A more-than-reasonable trade-off of expressiveness for the ultimate
cause. 🙂
>>> I've made some progress here -- the root of the problem seems to be
>>> that, when we hit "e" in the draft summary buffer to resume editing a
>>> draft, Gnus "jumps ahead" in message numbers. Basically what "editing"
>>> actually means is that the old draft is deleted, and a new draft is
>>> started, but the new draft has a article number that's the previous
>>> draft's number + 2, and the "draft" group's active number is also
>>> inflated (for instance (12 . 14) when it should be (12 . 13)). I was
>>> also able to get it to jump three numbers in some cases.
>>>
>>>>>From this point, *any* normal usage will end up correcting the error:
>>> using "C-c C-k" to kill the editing buffer (instead of "C-x k") or as
>>> you noted any of the commands that lead to refreshing the unread count.
>>> But if you don't use any of those commands, you'll see the inflated
>>> active/unread count when you get back to the *Group* buffer (the "B DEL"

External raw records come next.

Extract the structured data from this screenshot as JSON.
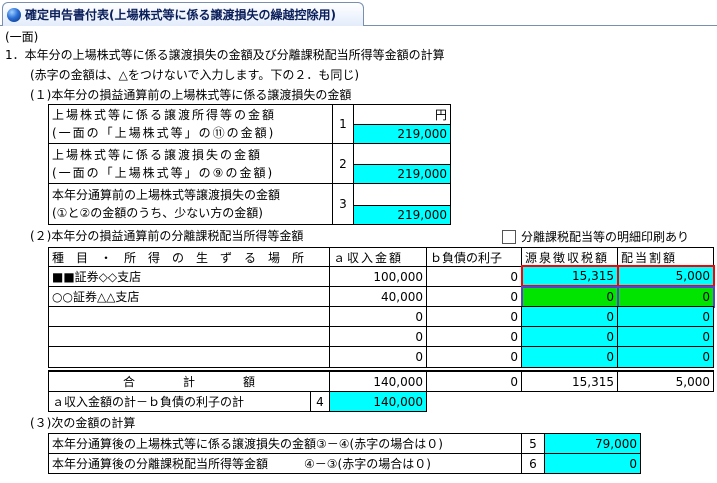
{
  "tab": {
    "title": "確定申告書付表(上場株式等に係る譲渡損失の繰越控除用)"
  },
  "page_label": "(一面)",
  "section1": {
    "heading": "1．本年分の上場株式等に係る譲渡損失の金額及び分離課税配当所得等金額の計算",
    "note": "(赤字の金額は、△をつけないで入力します。下の２．も同じ)"
  },
  "part1": {
    "heading": "(１)本年分の損益通算前の上場株式等に係る譲渡損失の金額",
    "unit": "円",
    "rows": [
      {
        "line1": "上場株式等に係る譲渡所得等の金額",
        "line2": "(一面の「上場株式等」の⑪の金額)",
        "no": "1",
        "value": "219,000"
      },
      {
        "line1": "上場株式等に係る譲渡損失の金額",
        "line2": "(一面の「上場株式等」の⑨の金額)",
        "no": "2",
        "value": "219,000"
      },
      {
        "line1": "本年分通算前の上場株式等譲渡損失の金額",
        "line2": "(①と②の金額のうち、少ない方の金額)",
        "no": "3",
        "value": "219,000"
      }
    ]
  },
  "part2": {
    "heading": "(２)本年分の損益通算前の分離課税配当所得等金額",
    "print_checkbox_label": "分離課税配当等の明細印刷あり",
    "headers": {
      "kind": "種　目　・　所　得　の　生　ず　る　場　所",
      "a": "ａ収入金額",
      "b": "ｂ負債の利子",
      "tax": "源泉徴収税額",
      "dividend": "配当割額"
    },
    "rows": [
      {
        "place": "■■証券◇◇支店",
        "a": "100,000",
        "b": "0",
        "tax": "15,315",
        "dividend": "5,000"
      },
      {
        "place": "○○証券△△支店",
        "a": "40,000",
        "b": "0",
        "tax": "0",
        "dividend": "0"
      },
      {
        "place": "",
        "a": "0",
        "b": "0",
        "tax": "0",
        "dividend": "0"
      },
      {
        "place": "",
        "a": "0",
        "b": "0",
        "tax": "0",
        "dividend": "0"
      },
      {
        "place": "",
        "a": "0",
        "b": "0",
        "tax": "0",
        "dividend": "0"
      }
    ],
    "total": {
      "label": "合　　　　計　　　　額",
      "a": "140,000",
      "b": "0",
      "tax": "15,315",
      "dividend": "5,000"
    },
    "net": {
      "label": "ａ収入金額の計－ｂ負債の利子の計",
      "no": "4",
      "value": "140,000"
    }
  },
  "part3": {
    "heading": "(３)次の金額の計算",
    "rows": [
      {
        "label": "本年分通算後の上場株式等に係る譲渡損失の金額③－④(赤字の場合は０)",
        "no": "5",
        "value": "79,000"
      },
      {
        "label": "本年分通算後の分離課税配当所得等金額　　　④－③(赤字の場合は０)",
        "no": "6",
        "value": "0"
      }
    ]
  }
}
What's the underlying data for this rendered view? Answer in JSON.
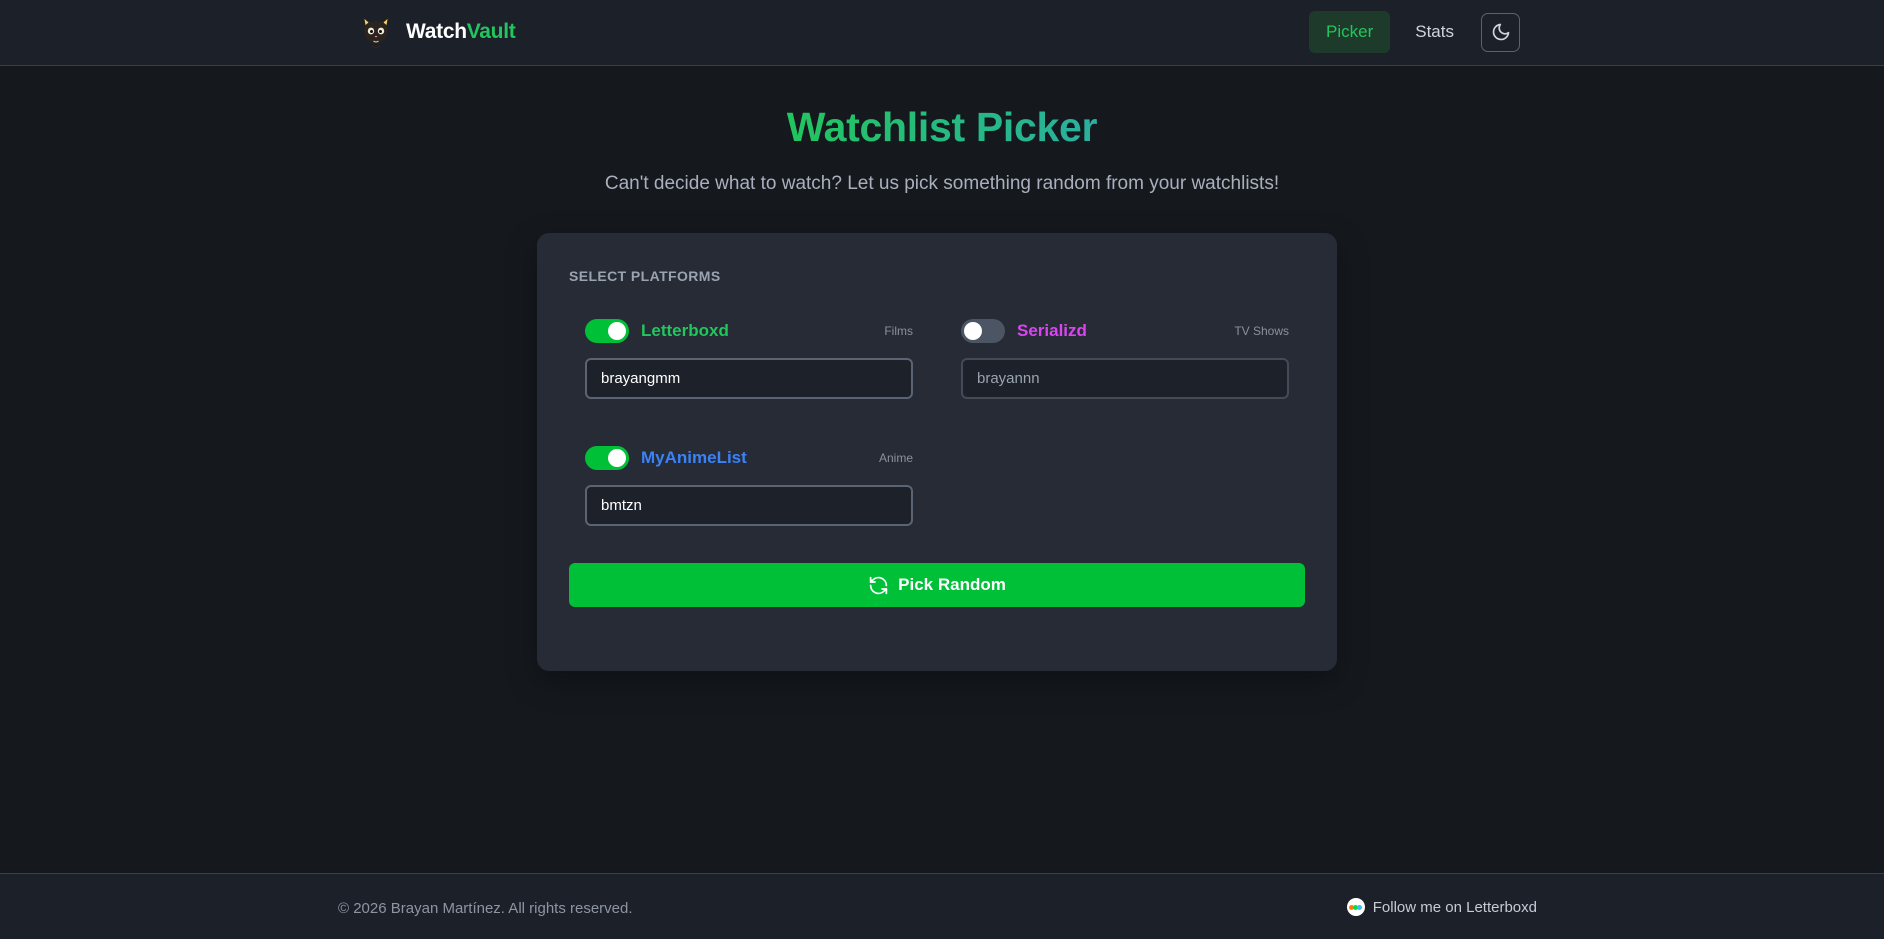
{
  "header": {
    "brand_part1": "Watch",
    "brand_part2": "Vault",
    "nav": [
      {
        "label": "Picker",
        "active": true
      },
      {
        "label": "Stats",
        "active": false
      }
    ],
    "theme_toggle_icon": "moon-icon"
  },
  "hero": {
    "title": "Watchlist Picker",
    "subtitle": "Can't decide what to watch? Let us pick something random from your watchlists!"
  },
  "card": {
    "section_label": "SELECT PLATFORMS",
    "platforms": [
      {
        "name": "Letterboxd",
        "type": "Films",
        "enabled": true,
        "username": "brayangmm",
        "color": "#22c55e"
      },
      {
        "name": "Serializd",
        "type": "TV Shows",
        "enabled": false,
        "username": "brayannn",
        "color": "#d946ef"
      },
      {
        "name": "MyAnimeList",
        "type": "Anime",
        "enabled": true,
        "username": "bmtzn",
        "color": "#3b82f6"
      }
    ],
    "pick_button": {
      "label": "Pick Random",
      "icon": "refresh-icon"
    }
  },
  "footer": {
    "copyright": "© 2026 Brayan Martínez. All rights reserved.",
    "follow_label": "Follow me on Letterboxd",
    "follow_icon": "letterboxd-icon"
  },
  "colors": {
    "accent": "#22c55e",
    "button": "#00c037",
    "background": "#15191e",
    "card": "#262b35"
  }
}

>>> isn't necessary for the recipe, and in fact at that stage the message
>>> under point has already been deleted).
>>>
>>> That's as far as I've gotten, and I'll keep working on why the article
>>> number starts off inflated. But in the meantime, the solution is "don't
>>> do that".
>>
>> Sorry, that sounded a bit unfriendly, when I was the one who asked you
>> to submit the bug report! An hour or two of chasing Gnus function calls
>> will do that to you...
>
> Okay, I found two things, one the proximate cause of this bug, another
> "probably wrong" adjacent issue.
>
> The main problem is that `gnus-draft-setup' both calls `message-mode'
> (which calls `message-set-auto-save-file-name'), and then directly calls
> `message-set-auto-save-file-name' itself. Without getting into horrible
> details, that functions shouldn't be called twice, because it generates
> an extra numerical file name, which ends up inflating the active value
> of the drafts group.
>
> I've attached a patch that removes the second call. If you feel
> comfortable applying and testing patches, I hope you'll try it. In my
> experiments it fixes the problem.
>
> The patch also semi-addresses the second issue. When saving a draft,
> message-mode only buries the buffer, it doesn't delete it. If you go
> back and start editing the draft, `gnus-draft-check-draft-articles' is
> supposed to see if a there's already a buffer visiting the draft file,
> and return you to that buffer instead of creating a new one. But it only
> does that if the buffer is modified, which it isn't if you've
> saved/buried the draft.
>
> I don't see why that should mean that you need a whole new buffer for
> editing the message
I can see a possible use case: you might want two versions of a draft
message, one being a 'root' (or 'base') version.
> , and the fact that there are now two "copies" of the
> message buffer causes further problems with the inflating article
> numbers (why I could sometimes see three or even four "jumps").
>
> The patch removes the check for modification
If my guess above is correct, this should be avoided.
> Anyway, please let me know if you can check the patch.
So I checked only the first hunk, and it worked, but seems to have
caused another problem: If I now open the group and view an existing
draft with RET, and then 'q', the message disappears - in both the
count, and if the group is reopened. M-g reverts things back to normal.
There's also a small hiccup with its working: 'B DEL' in the recipe
above does not work (i.e. it's not deleted - is it related to it already
being marked with 'G' at that point?), unless I 'q', re-enter and retry.